2. Nach § 41 Abs. 1 Satz 1 AO 1977 ist die Unwirksamkeit eines Rechtsgeschäfts für die Besteuerung unerheblich, soweit und solange die Beteiligten das wirtschaftliche Ergebnis dieses Rechtsgeschäfts gleichwohl eintreten und bestehen lassen. Die Vorschrift des § 41 AO 1977, die zusammen mit § 40 AO 1977 die Nachfolgevorschrift für § 5 Abs. 1 mit 4, Abs. 6 des Steueranpassungsgesetzes (StAnpG) bildet, begrenzt die Unbeachtlichkeit der Unwirksamkeit des Rechtsgeschäfts nicht mehr auf bestimmte Fälle der Unwirksamkeit (vgl. bis 31. Dezember 1976 § 5 Abs. 3 und 4 StAnpG), sondern betrifft jegliche Art der Unwirksamkeit.

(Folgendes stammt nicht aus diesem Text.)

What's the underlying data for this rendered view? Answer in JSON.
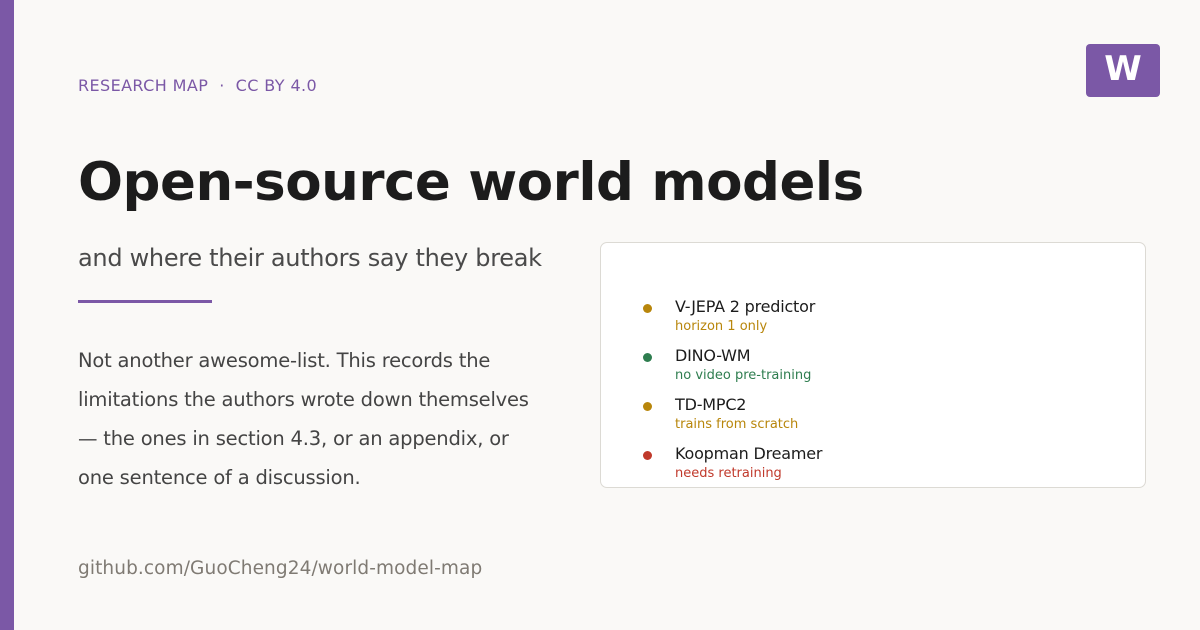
{
  "header": {
    "eyebrow": "RESEARCH MAP  ·  CC BY 4.0",
    "logo_letter": "W"
  },
  "hero": {
    "title": "Open-source world models",
    "subtitle": "and where their authors say they break",
    "description": "Not another awesome-list. This records the limitations the authors wrote down themselves — the ones in section 4.3, or an appendix, or one sentence of a discussion."
  },
  "footer": {
    "repo": "github.com/GuoCheng24/world-model-map"
  },
  "colors": {
    "brand": "#7b58a6",
    "warning": "#b8860b",
    "ok": "#2e7d4f",
    "error": "#c0392b"
  },
  "models": [
    {
      "name": "V-JEPA 2 predictor",
      "note": "horizon 1 only",
      "status": "warning",
      "color": "#b8860b"
    },
    {
      "name": "DINO-WM",
      "note": "no video pre-training",
      "status": "ok",
      "color": "#2e7d4f"
    },
    {
      "name": "TD-MPC2",
      "note": "trains from scratch",
      "status": "warning",
      "color": "#b8860b"
    },
    {
      "name": "Koopman Dreamer",
      "note": "needs retraining",
      "status": "error",
      "color": "#c0392b"
    }
  ]
}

Ziel der Regelung ist, ein bürgerlich-rechtlich unwirksames Rechtsgeschäft für die Besteuerung dem formal (voll) wirksamen Rechtsgeschäft gleichzustellen, wenn die Beteiligten – aus welchen Gründen auch immer – den Erfolg eintreten lassen. Die Vorschrift stellt – wie schon § 5 Abs. 3 StAnpG – ihrem Wortlaut nach auf zweiseitige Rechtsgeschäfte ab. Nur hier können (unmittelbar) am Rechtsgeschäft Beteiligte das wirtschaftliche Ergebnis eintreten und bestehen lassen.

Wie der Senat bereits in seiner Entscheidung vom 2. Dezember 1969 II 120/64 (BFHE 97, 311, BStBl II 1970, 119) ausgeführt hat, können unter den Beteiligten in diesem Sinne auch solche verstanden werden, welche durch Begünstigung oder Belastung an den Wirkungen des unwirksamen Rechtsgeschäfts irgendwie beteiligt werden. Dieser Auslegung ist auch im Bereich des § 41 Abs. 1 Satz 1 AO 1977 für die Frage nach der steuerrechtlichen Auswirkung der Beachtung unwirksamer Verfügungen von Todes wegen zu folgen; dabei ist unbeachtlich, daß die damalige Entscheidung auch damit begründet wurde, der gesetzgeberische Wille, der Fortbestand des in § 11 ErbStG 1925/1934 ausgedrückten Rechtsgedankens habe in Art. 1 Nr. 4 des Gesetzes zur Änderung des Erbschaftsteuergesetzes vom 30. Juni 1951 (ErbStÄndG) und § 5 Abs. 3 StAnpG hinreichenden Anhalt gefunden. Der Erbschaftsteuer unterliegt der Erwerb von Todes wegen, d. h. der kraft Gesetzes erfolgte oder auf Willenserklärungen des Erblassers beruhende Erwerb vom Vermögen bzw. Vermögensrechten. Wird eine Verfügung des Erblassers von Todes wegen ausgeführt, obwohl sie unwirksam ist, und beruht die Ausführung der Verfügung auf der Beachtung des erblasserischen Willens, den Begünstigter und Belasteter anerkennen, so hat die Besteuerung das wirtschaftliche Ergebnis dieses Vollzugs zu beachten.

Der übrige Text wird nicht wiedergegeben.